Zuckerwürfel

Traue keiner industriegeförderten Forschung

Das Thema Zucker

Zuckerhaltige Getränke und Übergewicht Studien mit Interessenskonflikt gesteuert?

In Zahlen: 83,3 Prozent der systematischen Übersichtsarbeiten, die in den
Manuskripten ohne Interessenkonflikt beschrieben waren, kamen zu dem Schluss,
dass ein hoher Konsum von zuckerhaltigen Getränken direkt mit einer
Gewichtszunahme oder Übergewicht verbunden ist. Dagegen kamen ebenso 83,3
Prozent der Arbeiten, bei denen Interessenkonflikte angegeben waren, zu dem
entgegengesetzten Ergebnis.

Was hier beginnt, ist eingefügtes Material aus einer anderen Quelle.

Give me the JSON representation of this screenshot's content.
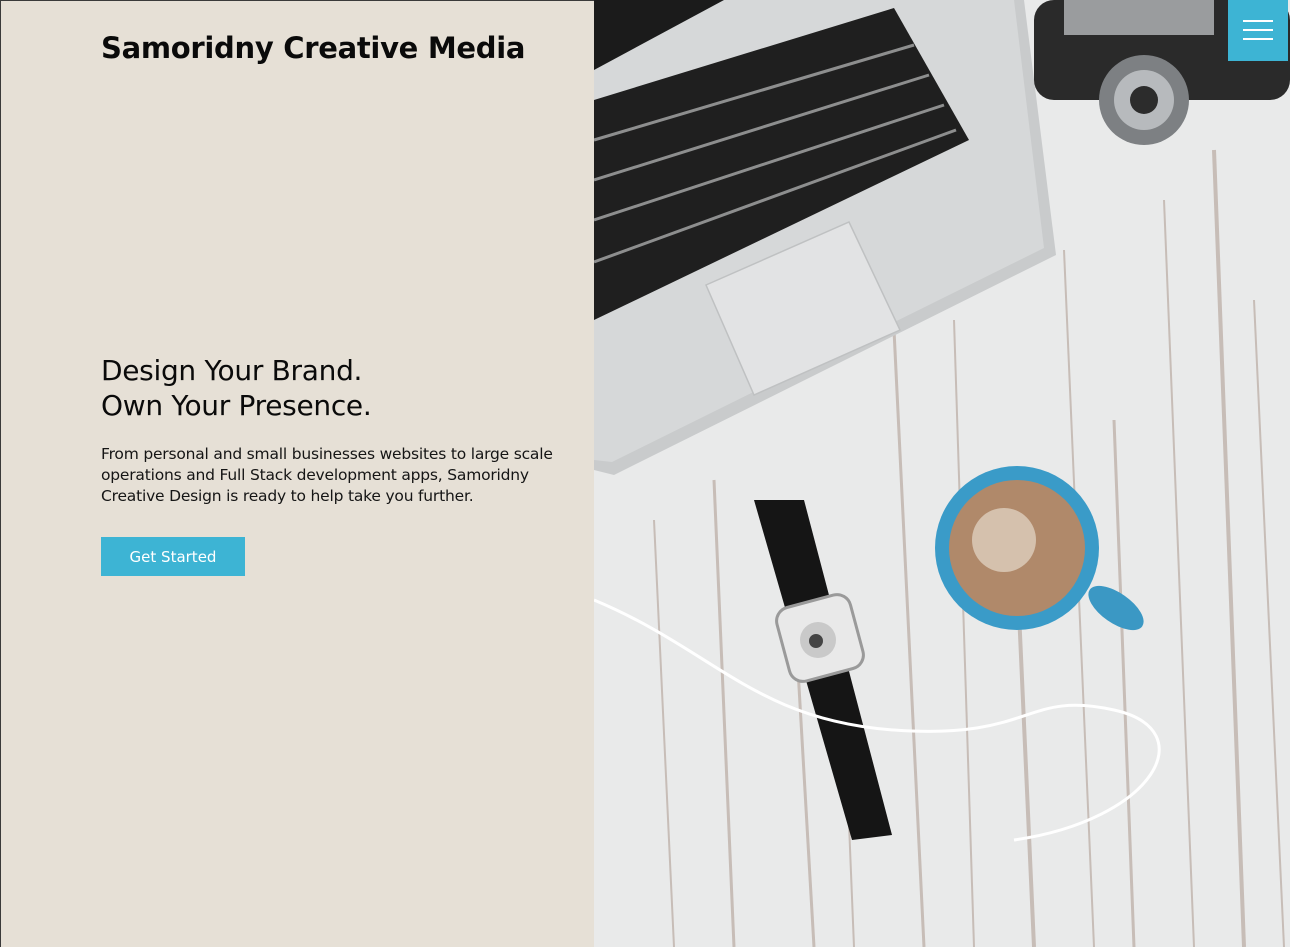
{
  "header": {
    "brand": "Samoridny Creative Media",
    "menu_icon": "hamburger-menu-icon"
  },
  "hero": {
    "heading_line1": "Design Your Brand.",
    "heading_line2": "Own Your Presence.",
    "description": "From personal and small businesses websites to large scale operations and Full Stack development apps, Samoridny Creative Design is ready to help take you further.",
    "cta_label": "Get Started"
  },
  "colors": {
    "accent": "#3db4d4",
    "left_panel_bg": "#e6e0d6",
    "text": "#0a0a0a"
  }
}
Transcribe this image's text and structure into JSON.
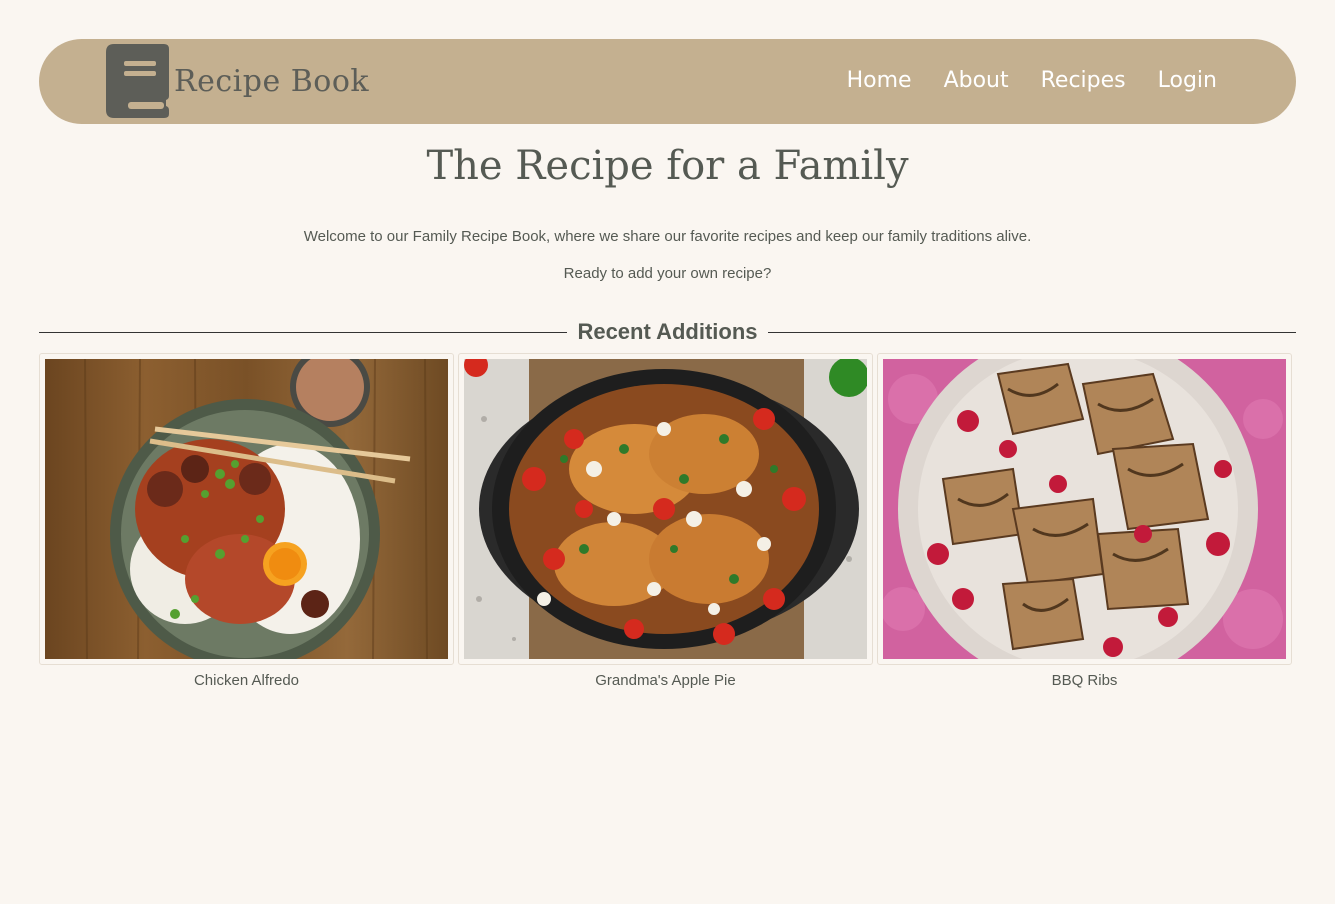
{
  "header": {
    "logo_icon": "book-icon",
    "brand": "Recipe Book",
    "nav": [
      "Home",
      "About",
      "Recipes",
      "Login"
    ]
  },
  "hero": {
    "title": "The Recipe for a Family",
    "intro": "Welcome to our Family Recipe Book, where we share our favorite recipes and keep our family traditions alive.",
    "prompt": "Ready to add your own recipe?"
  },
  "recent": {
    "heading": "Recent Additions",
    "cards": [
      {
        "title": "Chicken Alfredo"
      },
      {
        "title": "Grandma's Apple Pie"
      },
      {
        "title": "BBQ Ribs"
      }
    ]
  },
  "colors": {
    "navbar": "#c4b090",
    "background": "#faf6f1",
    "text": "#555a53",
    "nav_text": "#ffffff"
  }
}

Nämlich dass die vorliegenden Daten keinen
Zusammenhang belegen.   

Die spanische Universität Navarra und das Deutsche Institut für
Ernährungsforschung (DIfE) in Potsdam zeigten nun erstmals in einer
Literaturanalyse, dass systematische Übersichtsarbeiten, bei denen ein
finanzieller Interessenkonflikt aufgrund industrieller Förderung angegeben war,
durchaus zu anderen Ergebnissen und Schlussfolgerungen kommen als ohne
Förderung. Bei der umfangreichen Analyse ging es um den viel diskutierten und
umstrittenen Zusammenhang zwischen dem Konsum zuckerhaltiger
Erfrischungsgetränke und einer Gewichtszunahme. Mit dem Ergebnis: Geförderte
Studien kommen fünfmal häufiger zu dem Ergebnis, dass kein Zusammenhang besteht
als Studien, bei denen kein Interessenkonflikt vorlag.   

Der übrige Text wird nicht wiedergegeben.